Seit 2018 stelle ich mir jedes Jahr eine persönliche sportliche Herausforderung. Damit kämpfe ich nicht nur gegen das Fortschreiten meiner Erkrankung an, ich möchte auch mehr Aufmerksamkeit für die schwere, chronische Lungenerkrankung erreichen. Obwohl in Deutschland 6.000.000, in Österreich 400.000 und in der Schweiz 400.000 mit der Krankheit diagnostiziert sind, kennt die Mehrheit die Erkrankung nicht oder unterschätzt die massiven Auswirkungen, die sie auf das Leben hat.
Welchen Herausforderungen haben Sie sich schon gestellt?
Treppensteigen ist eine der größten Herausforderungen für Menschen mit COPD. Also habe ich damit angefangen. 2018 bin ich den Stephansturm mit 343 Stufen raufgestiegen. 2019 bezwang ich die 776 Stufen des Wiener Donauturms. Für 2020 hatte ich die 843 Stufen des Millennium Tower im Visier. Doch wegen Corona hat das nicht geklappt. Das werde ich aber dieses Jahr noch nachholen. Mit all diesen Challenges möchte ich beweisen, dass man auch mit COPD im Endstadium ein aktives Leben führen kann.
COPD-Patienten geraten gerade beim Treppensteigen oft in Atemnot. Was raten Sie COPD-Patienten?

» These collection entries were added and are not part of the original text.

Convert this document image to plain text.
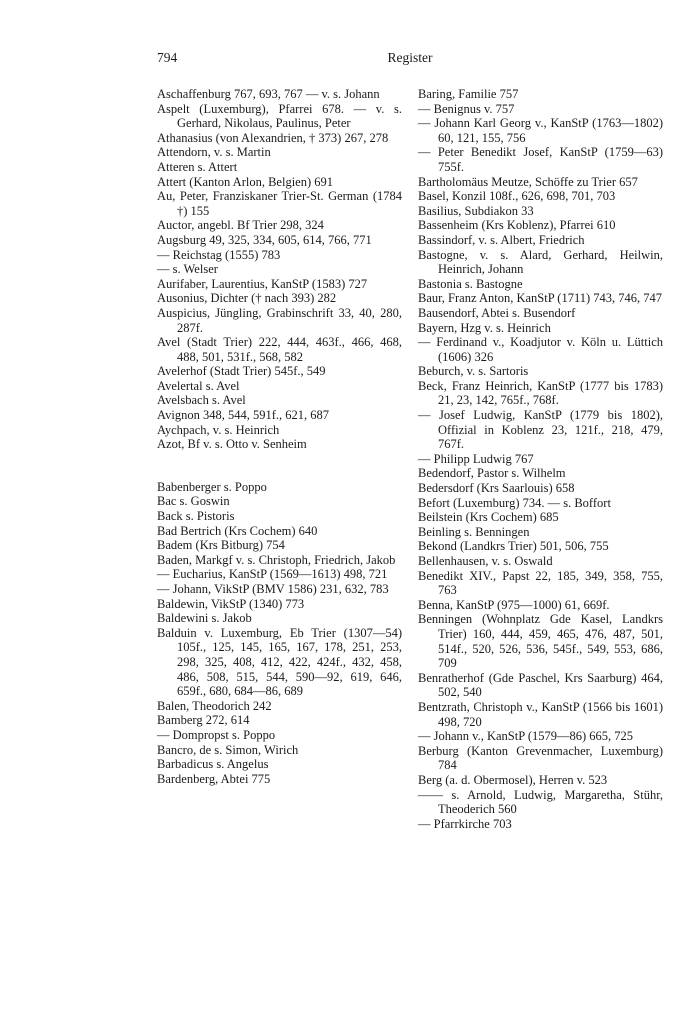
794	Register

Aschaffenburg 767, 693, 767 — v. s. Johann

Aspelt (Luxemburg), Pfarrei 678. — v. s. Gerhard, Nikolaus, Paulinus, Peter

Athanasius (von Alexandrien, † 373) 267, 278

Attendorn, v. s. Martin

Atteren s. Attert

Attert (Kanton Arlon, Belgien) 691

Au, Peter, Franziskaner Trier-St. German (1784 †) 155

Auctor, angebl. Bf Trier 298, 324

Augsburg 49, 325, 334, 605, 614, 766, 771

— Reichstag (1555) 783

— s. Welser

Aurifaber, Laurentius, KanStP (1583) 727

Ausonius, Dichter († nach 393) 282

Auspicius, Jüngling, Grabinschrift 33, 40, 280, 287f.

Avel (Stadt Trier) 222, 444, 463f., 466, 468, 488, 501, 531f., 568, 582

Avelerhof (Stadt Trier) 545f., 549

Avelertal s. Avel

Avelsbach s. Avel

Avignon 348, 544, 591f., 621, 687

Aychpach, v. s. Heinrich

Azot, Bf v. s. Otto v. Senheim

Babenberger s. Poppo

Bac s. Goswin

Back s. Pistoris

Bad Bertrich (Krs Cochem) 640

Badem (Krs Bitburg) 754

Baden, Markgf v. s. Christoph, Friedrich, Jakob

— Eucharius, KanStP (1569—1613) 498, 721

— Johann, VikStP (BMV 1586) 231, 632, 783

Baldewin, VikStP (1340) 773

Baldewini s. Jakob

Balduin v. Luxemburg, Eb Trier (1307—54) 105f., 125, 145, 165, 167, 178, 251, 253, 298, 325, 408, 412, 422, 424f., 432, 458, 486, 508, 515, 544, 590—92, 619, 646, 659f., 680, 684—86, 689

Balen, Theodorich 242

Bamberg 272, 614

— Dompropst s. Poppo

Bancro, de s. Simon, Wirich

Barbadicus s. Angelus

Bardenberg, Abtei 775

Baring, Familie 757

— Benignus v. 757

— Johann Karl Georg v., KanStP (1763—1802) 60, 121, 155, 756

— Peter Benedikt Josef, KanStP (1759—63) 755f.

Bartholomäus Meutze, Schöffe zu Trier 657

Basel, Konzil 108f., 626, 698, 701, 703

Basilius, Subdiakon 33

Bassenheim (Krs Koblenz), Pfarrei 610

Bassindorf, v. s. Albert, Friedrich

Bastogne, v. s. Alard, Gerhard, Heilwin, Heinrich, Johann

Bastonia s. Bastogne

Baur, Franz Anton, KanStP (1711) 743, 746, 747

Bausendorf, Abtei s. Busendorf

Bayern, Hzg v. s. Heinrich

— Ferdinand v., Koadjutor v. Köln u. Lüttich (1606) 326

Beburch, v. s. Sartoris

Beck, Franz Heinrich, KanStP (1777 bis 1783) 21, 23, 142, 765f., 768f.

— Josef Ludwig, KanStP (1779 bis 1802), Offizial in Koblenz 23, 121f., 218, 479, 767f.

— Philipp Ludwig 767

Bedendorf, Pastor s. Wilhelm

Bedersdorf (Krs Saarlouis) 658

Befort (Luxemburg) 734. — s. Boffort

Beilstein (Krs Cochem) 685

Beinling s. Benningen

Bekond (Landkrs Trier) 501, 506, 755

Bellenhausen, v. s. Oswald

Benedikt XIV., Papst 22, 185, 349, 358, 755, 763

Benna, KanStP (975—1000) 61, 669f.

Benningen (Wohnplatz Gde Kasel, Landkrs Trier) 160, 444, 459, 465, 476, 487, 501, 514f., 520, 526, 536, 545f., 549, 553, 686, 709

Benratherhof (Gde Paschel, Krs Saarburg) 464, 502, 540

Bentzrath, Christoph v., KanStP (1566 bis 1601) 498, 720

— Johann v., KanStP (1579—86) 665, 725

Berburg (Kanton Grevenmacher, Luxemburg) 784

Berg (a. d. Obermosel), Herren v. 523

—— s. Arnold, Ludwig, Margaretha, Stühr, Theoderich 560

— Pfarrkirche 703
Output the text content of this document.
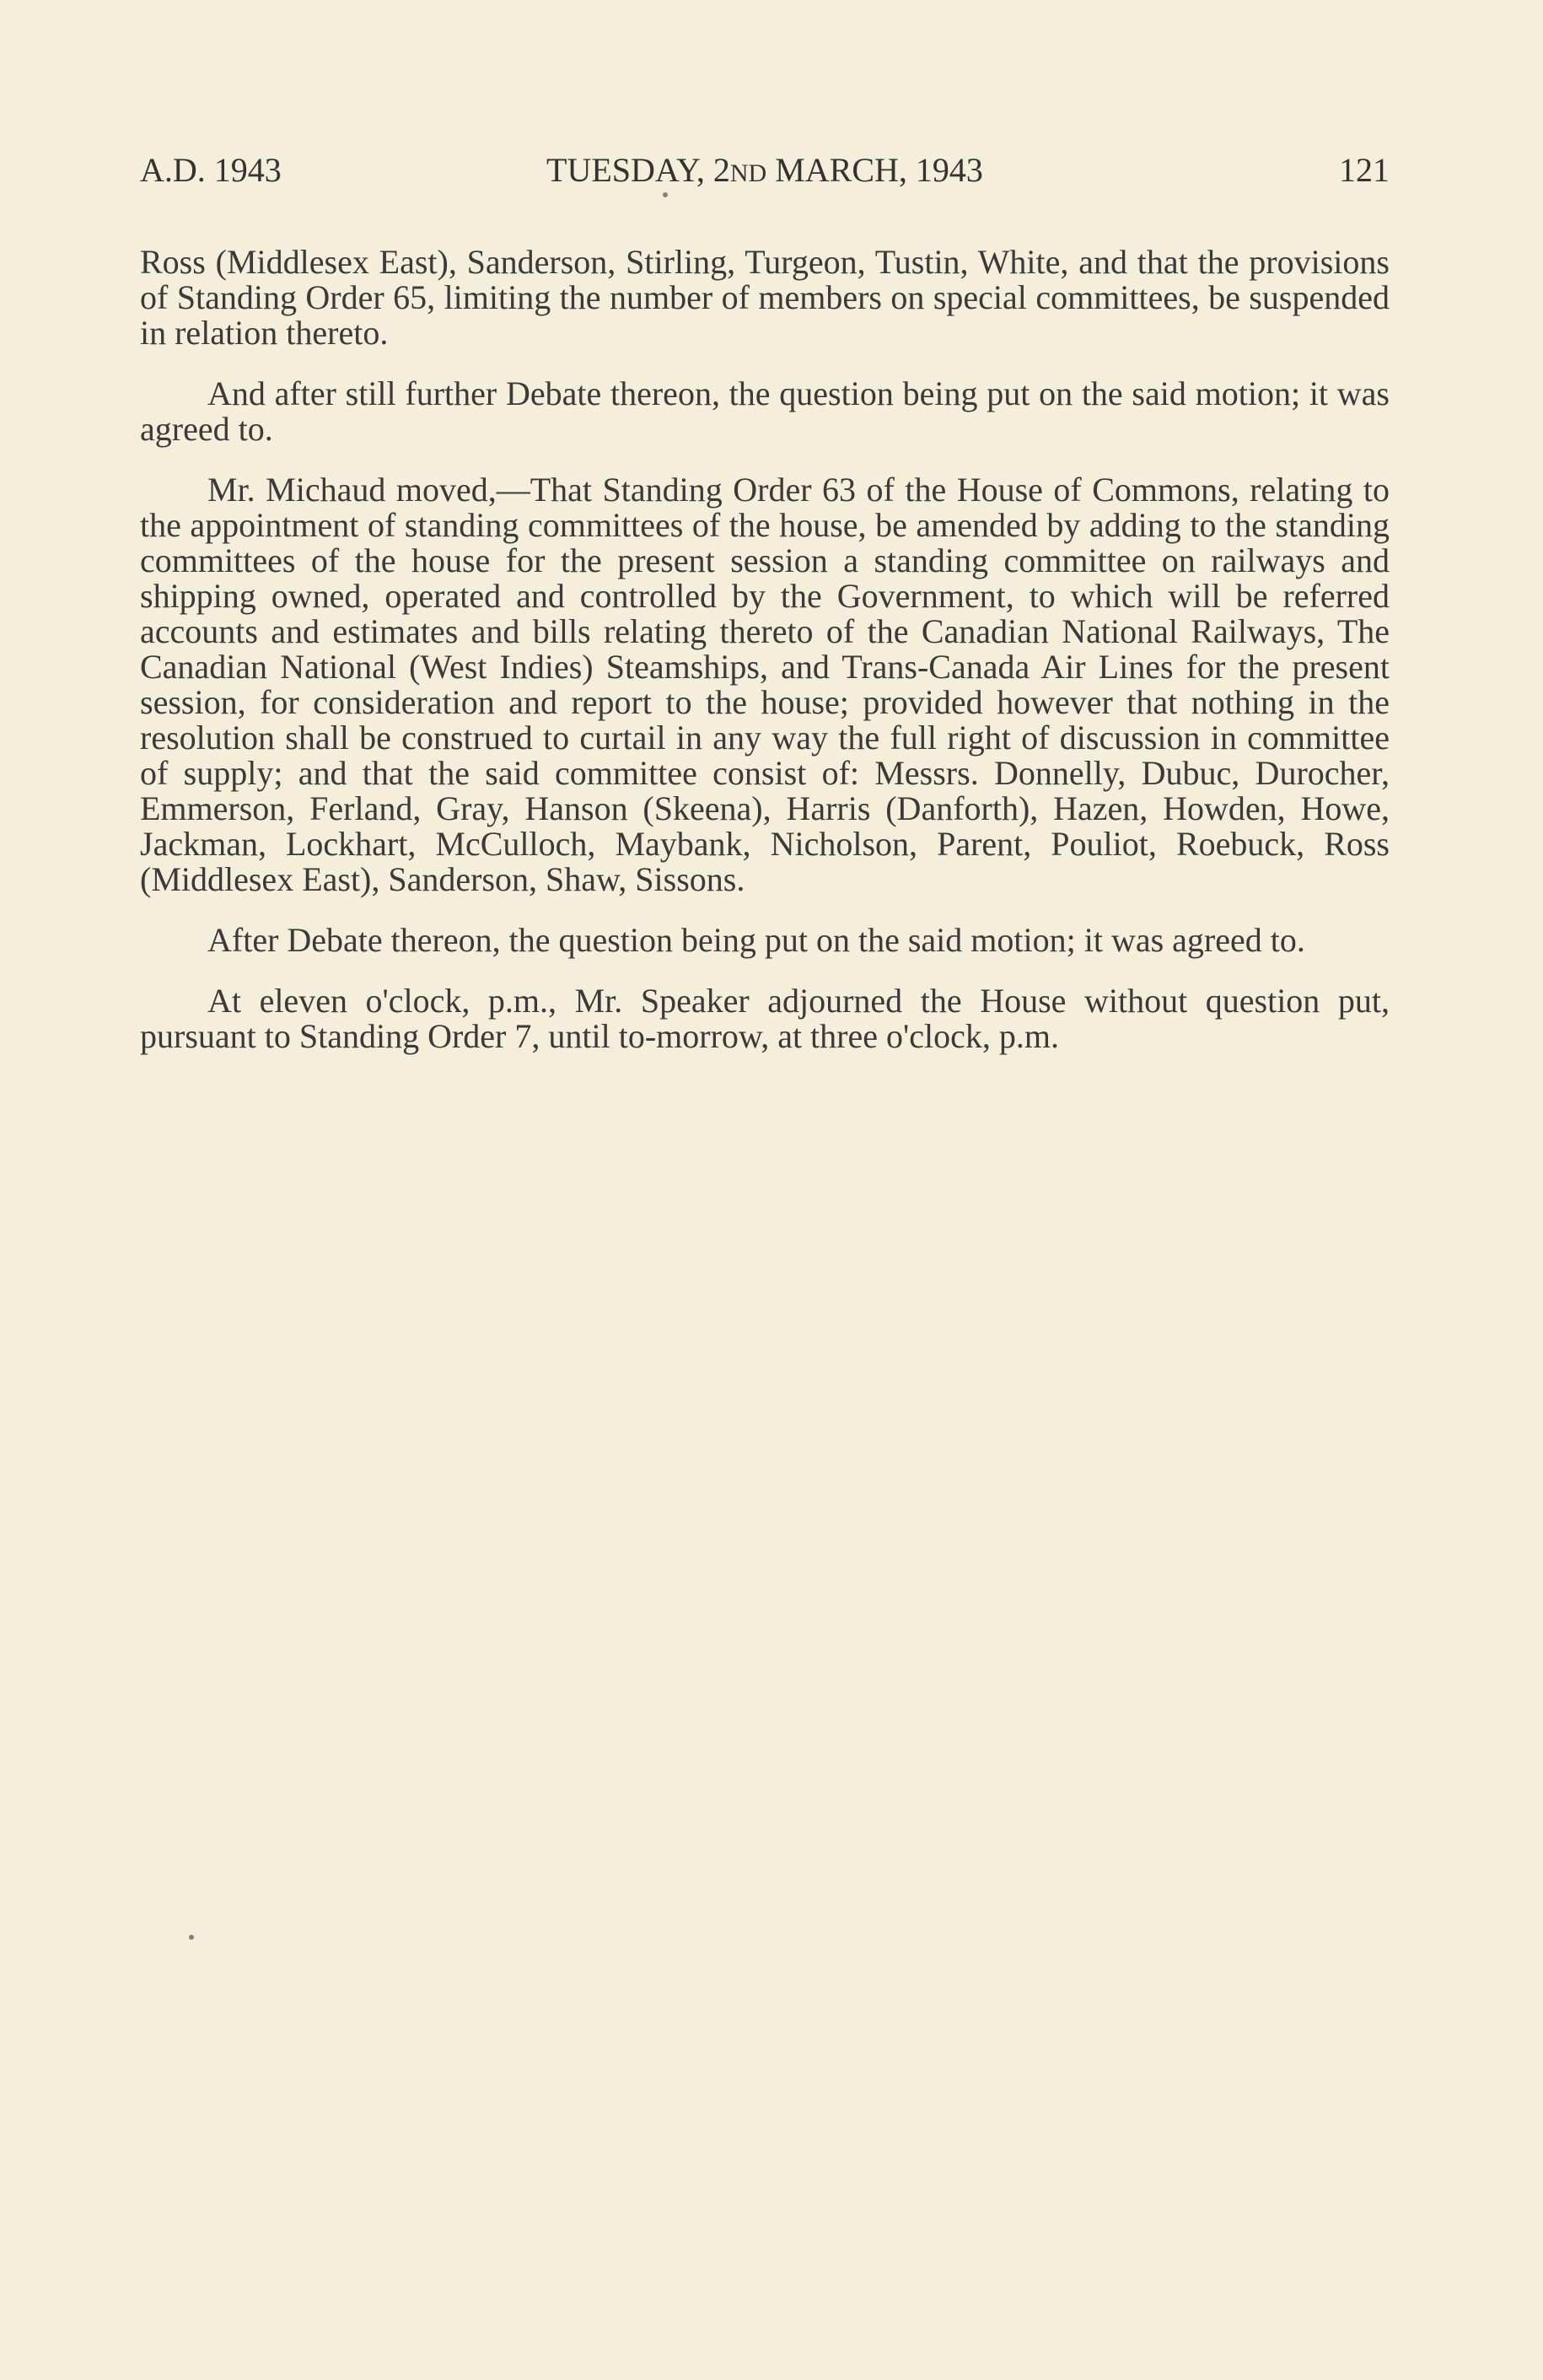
A.D. 1943	TUESDAY, 2ND MARCH, 1943	121

Ross (Middlesex East), Sanderson, Stirling, Turgeon, Tustin, White, and that the provisions of Standing Order 65, limiting the number of members on special committees, be suspended in relation thereto.

And after still further Debate thereon, the question being put on the said motion; it was agreed to.

Mr. Michaud moved,—That Standing Order 63 of the House of Commons, relating to the appointment of standing committees of the house, be amended by adding to the standing committees of the house for the present session a standing committee on railways and shipping owned, operated and controlled by the Government, to which will be referred accounts and estimates and bills relating thereto of the Canadian National Railways, The Canadian National (West Indies) Steamships, and Trans-Canada Air Lines for the present session, for consideration and report to the house; provided however that nothing in the resolution shall be construed to curtail in any way the full right of discussion in committee of supply; and that the said committee consist of: Messrs. Donnelly, Dubuc, Durocher, Emmerson, Ferland, Gray, Hanson (Skeena), Harris (Danforth), Hazen, Howden, Howe, Jackman, Lockhart, McCulloch, Maybank, Nicholson, Parent, Pouliot, Roebuck, Ross (Middlesex East), Sanderson, Shaw, Sissons.

After Debate thereon, the question being put on the said motion; it was agreed to.

At eleven o'clock, p.m., Mr. Speaker adjourned the House without question put, pursuant to Standing Order 7, until to-morrow, at three o'clock, p.m.
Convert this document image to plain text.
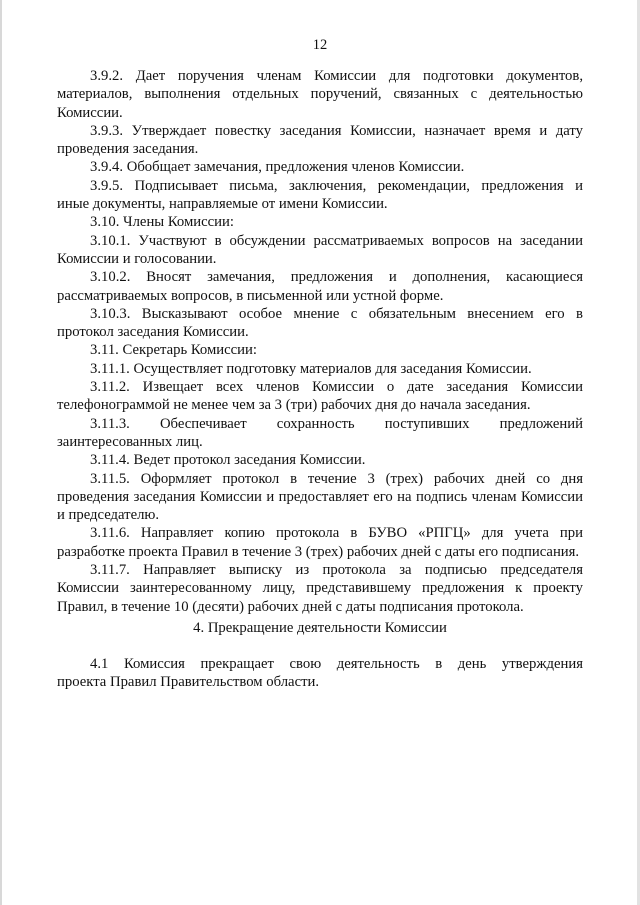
12

3.9.2. Дает поручения членам Комиссии для подготовки документов,
материалов, выполнения отдельных поручений, связанных с деятельностью Комиссии.

3.9.3. Утверждает повестку заседания Комиссии, назначает время и дату
проведения заседания.

3.9.4. Обобщает замечания, предложения членов Комиссии.

3.9.5. Подписывает письма, заключения, рекомендации, предложения и
иные документы, направляемые от имени Комиссии.

3.10. Члены Комиссии:

3.10.1. Участвуют в обсуждении рассматриваемых вопросов на заседании
Комиссии и голосовании.

3.10.2. Вносят замечания, предложения и дополнения, касающиеся
рассматриваемых вопросов, в письменной или устной форме.

3.10.3. Высказывают особое мнение с обязательным внесением его в
протокол заседания Комиссии.

3.11. Секретарь Комиссии:

3.11.1. Осуществляет подготовку материалов для заседания Комиссии.

3.11.2. Извещает всех членов Комиссии о дате заседания Комиссии
телефонограммой не менее чем за 3 (три) рабочих дня до начала заседания.

3.11.3. Обеспечивает сохранность поступивших предложений
заинтересованных лиц.

3.11.4. Ведет протокол заседания Комиссии.

3.11.5. Оформляет протокол в течение 3 (трех) рабочих дней со дня
проведения заседания Комиссии и предоставляет его на подпись членам Комиссии и председателю.

3.11.6. Направляет копию протокола в БУВО «РПГЦ» для учета при
разработке проекта Правил в течение 3 (трех) рабочих дней с даты его подписания.

3.11.7. Направляет выписку из протокола за подписью председателя
Комиссии заинтересованному лицу, представившему предложения к проекту Правил, в течение 10 (десяти) рабочих дней с даты подписания протокола.

4. Прекращение деятельности Комиссии

4.1 Комиссия прекращает свою деятельность в день утверждения
проекта Правил Правительством области.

Mit kleinen Schritten beginnen, so wie ich es vor sieben Jahren getan habe. Mit akuter Atemnot ist es nicht leicht, sich aufzuraffen, doch das ist die einzige Möglichkeit. Also, lauft los und lasst euch Zeit dabei. Und wenn es am Anfang nur zwei, drei Stufen in fünf Minuten sind, egal. Es werden immer mehr, glaubt mir.